Avec plus de 10 000 travailleurs inscrits sur la plateforme, JobDay met en relation les particuliers mais aussi les entreprises et les indépendants pour des missions ponctuelles. Rencontre avec sa co-fondatrice Romy Eisemberg, une jeune femme au parcours atypique.

Comment passe-t-on des études d’Histoire au mannequinat, puis à la création d’une entreprise ?

Romy Eisemberg : Mon fil conducteur est la passion. C’est ce qui m’a poussée à faire des études d’Histoire et de philosophie sans m’inquiéter des débouchés, car je savais au final que savoir construire ma pensée m’ouvrirait toujours des portes. En parallèle de mes études, j’ai commencé à faire du mannequinat, là encore, sans trop me poser de questions. A l’heure actuelle, c’est encore ce qui me permet de gagner ma vie.  J’y ai trouvé mon équilibre puisque je gère moi-même mon emploi du temps, même si c’est un métier que je ne conseille pas puisque l’on a jamais de visibilité sur son planning (et donc encore moins sur son salaire). En dehors des top modèles que tout le monde s’arrache, on appelle toujours les mannequins la veille pour le lendemain.

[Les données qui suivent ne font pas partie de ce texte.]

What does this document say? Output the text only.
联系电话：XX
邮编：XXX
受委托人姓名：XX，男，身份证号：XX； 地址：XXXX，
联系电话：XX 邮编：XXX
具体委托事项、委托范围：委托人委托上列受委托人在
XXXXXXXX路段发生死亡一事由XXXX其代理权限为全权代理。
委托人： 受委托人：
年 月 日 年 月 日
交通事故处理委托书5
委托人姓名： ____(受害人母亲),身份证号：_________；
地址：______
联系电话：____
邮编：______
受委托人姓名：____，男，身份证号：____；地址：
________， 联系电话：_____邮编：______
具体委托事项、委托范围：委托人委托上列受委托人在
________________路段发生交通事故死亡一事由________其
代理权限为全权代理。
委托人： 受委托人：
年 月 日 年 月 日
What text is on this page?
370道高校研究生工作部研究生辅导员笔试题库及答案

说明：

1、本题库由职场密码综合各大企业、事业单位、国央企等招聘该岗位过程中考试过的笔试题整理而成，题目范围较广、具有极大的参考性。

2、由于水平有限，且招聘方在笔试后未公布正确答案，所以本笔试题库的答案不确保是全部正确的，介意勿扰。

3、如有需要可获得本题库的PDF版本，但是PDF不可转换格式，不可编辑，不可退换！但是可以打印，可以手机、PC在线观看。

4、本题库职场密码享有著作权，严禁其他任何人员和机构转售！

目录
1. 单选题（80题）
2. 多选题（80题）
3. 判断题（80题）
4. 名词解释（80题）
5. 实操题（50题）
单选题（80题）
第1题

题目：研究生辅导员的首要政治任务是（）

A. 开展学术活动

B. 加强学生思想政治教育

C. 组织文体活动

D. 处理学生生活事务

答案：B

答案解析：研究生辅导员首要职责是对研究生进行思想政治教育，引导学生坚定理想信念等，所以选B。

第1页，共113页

C’est cette manière de se faire recruter dans l’urgence pour de courtes missions qui a inspiré JobDay ?

Romy Eisemberg : En fait, l’idée est venue de mon frère Roman, avec qui j’ai fondé la boîte. Il m’a notamment parlé du cas de son meilleur ami qui dirige une salle de sport, et qui se retrouve régulièrement en galère lorsque l’un de ses professeurs tombe malade et qu’il faut le remplacer au pied levé. Idem pour les saisonniers qui sont souvent obligés de passer par le bouche à oreille.  

Quelle solution propose donc JobDay ?

Romy Eisemberg : JobDay connecte les utilisateurs pour des prestations de missions, soit de particulier à particulier (jardinage, coiffeuse à domicile, babysitter…), soit entre indépendants et entreprises. En revanche, nous ne faisons pas d’intérim. Il ne s’agit que de missions ponctuelles. Pour aider les particuliers et entreprises à faire leur choix, nous avons mis en place un système de badge permettant d’identifier les travailleurs recommandés pour leurs précédentes missions.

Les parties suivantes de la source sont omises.